Король (ласково коснувшись его руки). Милый мой саксонец! Знаешь, что они мне все говорили вначале, когда я решил приблизить тебя? Что ты этим воспользуешься и в один прекрасный день заколешь меня.
Бекет (одевая короля, с улыбкой). И вы поверили этому, государь?
Король. Н-нет… Вначале я немного боялся. Ты ведь знаешь, меня легко напугать. Но ты выглядел таким воспитанным рядом с этими мужланами…. Как это тебе удается говорить по-французски без всякого английского акцента?
Бекет. Мои родители сумели сохранить свои земли, решив, как теперь говорят, сотрудничать с королем, вашим отцом. Меня еще мальчишкой отправили во Францию, чтобы я усвоил хорошее французское произношение.
Король. Во Францию? Не в Нормандию?
Бекет (улыбаясь). В этом было особого рода патриотическое кокетство. Они ненавидели нормандский акцент.
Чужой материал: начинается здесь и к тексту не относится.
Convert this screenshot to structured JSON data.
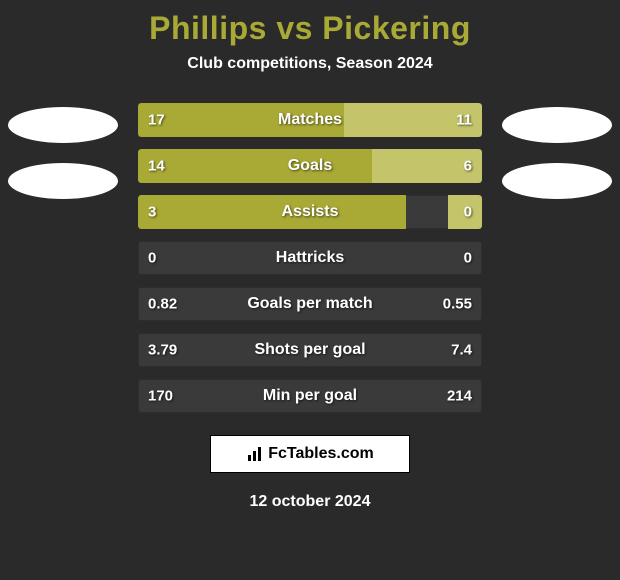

Король (язвительно). Только акцент?
Бекет (с непроницаемым видом, непринужденно) . Мой отец был слишком суровым человеком, никогда при его жизни я не посмел бы допытываться о его сокровенных чувствах. Да и после его смерти ничего, разумеется, не прояснилось. Ему, правда, удалось нажить большое состояние, сотрудничая с королем. Но поскольку он был человеком строгих правил, думаю, что он сумел разбогатеть, не поступаясь своей совестью. По-видимому, людям строгих правил известен какой-то фокус, который помогает им преуспеть в смутные времена.
Король. А тебе?
Бекет (делая вид, будто не понимает вопроса). Мне, государь?
Король (не скрывая легкого презрения, так как, при всем своем восхищении Бекетом, а может быть, именно по этой причине, ему приятно порой иметь против него лишний козырь). А тебе легко удался этот фокус?
Бекет (продолжая улыбаться). Для меня вопрос стоял иначе. Я ведь человек легкомысленный… Откровенно говоря, я над этим даже не задумывался. Я обожаю охоту, а только норманны и их приближенные имели право охотиться. Я обожаю роскошь, а роскошь была привилегией норманнов. Я обожаю жизнь, а саксонцам грозило истребление. Добавлю еще, что я обожаю честь.